Chronic phase has some other
- Irregular pulse (some of the impulses from the atria reach the ventricle, throwing it out of sinus rhythm). The force of contraction will also be irregular
- deterioration with exercise
- absent 'a' waves in JVP
- insensitivity to carotid massage
- thromboembolic events - CVA and PE. This will probably become more obvious as the patient might die.
In chronic AF, you can just take an ECG but in other forms, you may needs a 24h ECG (aka 24h tape).
- No P waves
- irregular QRS complexes (though they are sometimes normal)
- transient flutter waves in V1
- Echocardiography - size of left atrium, left ventricular function, may require transoesophageal echo for assessment of thrombus formation.
The aim of management should be a return to sinus rhythm. This may not always be possible - control of ventricular rate and thromboembolism prevention are what you aim for in lieu of this.
Avoid alcohol and caffeine. Correct underlying pathologies - usually electrolyte disturbance or hypoxia.
Cardioversion and pacing are explained above. Others are:
- Surgery - using strips of myocardium: creating connections between the SAN and the AVN (corridor procedure) or channeling depolariation across the atria (maze procedure).
- Percuatneous radiofrequency ablation - stick a catheter up the femoral vein to the heart with radiological guidance. Do tests and ablate some stuff to stop the AF.
- Acute onset - this is only an issue if haemodynamicaly unstable. You do: emergency cardioversion if it's life-threatening; hasty cardioversion if not life-threatening - with IV amiodarone (a class III antiarrhythmic) if there's a delay.
- Paroxysmal - treatment only required if symptomatic. Use beta-blockers 1st-line; class Ic antiarrhythmics second-line (e.g. flecanide); sotalol (class III) with CAD where beta-blocker fails; amiodarone in poor left ventricular function where beta-blockers fail.

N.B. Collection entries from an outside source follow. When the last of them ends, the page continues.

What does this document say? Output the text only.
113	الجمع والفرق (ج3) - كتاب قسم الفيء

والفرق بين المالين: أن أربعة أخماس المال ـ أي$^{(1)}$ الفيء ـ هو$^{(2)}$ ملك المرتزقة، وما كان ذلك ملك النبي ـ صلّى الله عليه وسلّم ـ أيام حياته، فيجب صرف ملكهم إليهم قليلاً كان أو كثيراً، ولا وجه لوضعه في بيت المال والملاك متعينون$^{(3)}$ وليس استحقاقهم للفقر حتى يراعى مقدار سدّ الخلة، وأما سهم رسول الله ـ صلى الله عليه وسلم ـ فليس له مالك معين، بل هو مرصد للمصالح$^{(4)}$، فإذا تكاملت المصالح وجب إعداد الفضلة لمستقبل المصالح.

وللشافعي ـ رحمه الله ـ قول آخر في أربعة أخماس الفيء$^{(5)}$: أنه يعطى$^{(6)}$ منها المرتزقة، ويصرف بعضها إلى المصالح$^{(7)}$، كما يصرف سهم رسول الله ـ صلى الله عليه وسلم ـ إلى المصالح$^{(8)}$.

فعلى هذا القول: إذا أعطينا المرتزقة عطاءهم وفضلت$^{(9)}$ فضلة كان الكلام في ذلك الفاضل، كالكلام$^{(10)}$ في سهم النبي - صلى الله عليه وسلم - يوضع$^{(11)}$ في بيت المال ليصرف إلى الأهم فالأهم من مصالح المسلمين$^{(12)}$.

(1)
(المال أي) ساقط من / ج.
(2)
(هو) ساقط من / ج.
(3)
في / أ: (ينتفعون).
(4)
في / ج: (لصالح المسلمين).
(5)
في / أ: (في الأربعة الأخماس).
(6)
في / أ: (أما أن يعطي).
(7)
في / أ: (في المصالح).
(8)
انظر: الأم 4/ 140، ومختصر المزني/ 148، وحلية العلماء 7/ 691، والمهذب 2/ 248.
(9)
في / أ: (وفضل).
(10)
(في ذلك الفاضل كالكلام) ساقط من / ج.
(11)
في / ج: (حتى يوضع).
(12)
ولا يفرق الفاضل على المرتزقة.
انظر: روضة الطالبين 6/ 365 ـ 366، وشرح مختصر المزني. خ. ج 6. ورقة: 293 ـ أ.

- Rate-control strategy- digoxin + rate-limiting calcium-channel blocker/beta blocker. If this fails, consider pacemaker + ablation. Patient should be: <65 years old; symptomatic; presenting for the 1st time; lone AF; or congestive heart failure.

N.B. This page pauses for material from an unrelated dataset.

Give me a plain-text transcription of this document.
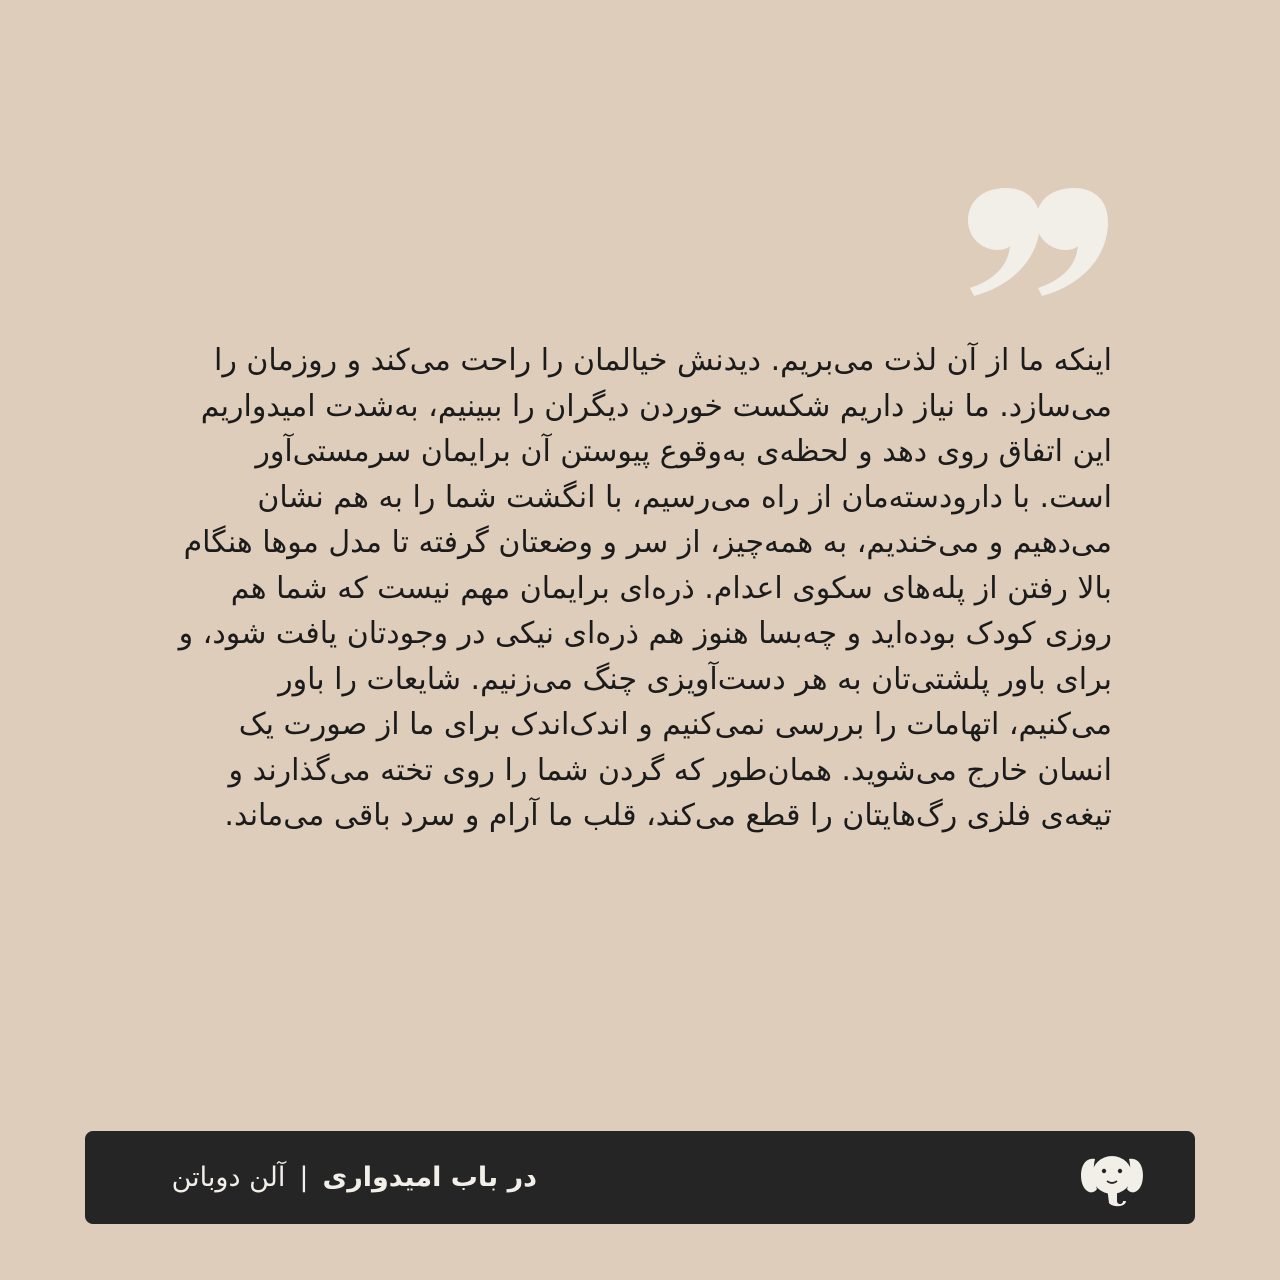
اینکه ما از آن لذت می‌بریم. دیدنش خیالمان را راحت می‌کند و روزمان را می‌سازد. ما نیاز داریم شکست خوردن دیگران را ببینیم، به‌شدت امیدواریم این اتفاق روی دهد و لحظه‌ی به‌وقوع پیوستن آن برایمان سرمستی‌آور است. با دارودسته‌مان از راه می‌رسیم، با انگشت شما را به هم نشان می‌دهیم و می‌خندیم، به همه‌چیز، از سر و وضعتان گرفته تا مدل موها هنگام بالا رفتن از پله‌های سکوی اعدام. ذره‌ای برایمان مهم نیست که شما هم روزی کودک بوده‌اید و چه‌بسا هنوز هم ذره‌ای نیکی در وجودتان یافت شود، و برای باور پلشتی‌تان به هر دست‌آویزی چنگ می‌زنیم. شایعات را باور می‌کنیم، اتهامات را بررسی نمی‌کنیم و اندک‌اندک برای ما از صورت یک انسان خارج می‌شوید. همان‌طور که گردن شما را روی تخته می‌گذارند و تیغه‌ی فلزی رگ‌هایتان را قطع می‌کند، قلب ما آرام و سرد باقی می‌ماند.

در باب امیدواری
|
آلن دوباتن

- Rhythm-control strategy - chemical cardioversion (amiodarone), beta-blocker if necessary. 2nd-line: class Ic (e.g. flecanide) or sotalol (class III), amiodarone in structural heart disease. Patietns should be: >65 years old; coronary heart disease; contraindications to antiarrhythmics or cardioversion; no congestive heart failure.
Use warfarin - it reduces the incidence of stroke by 70%. If you can't, use aspirin.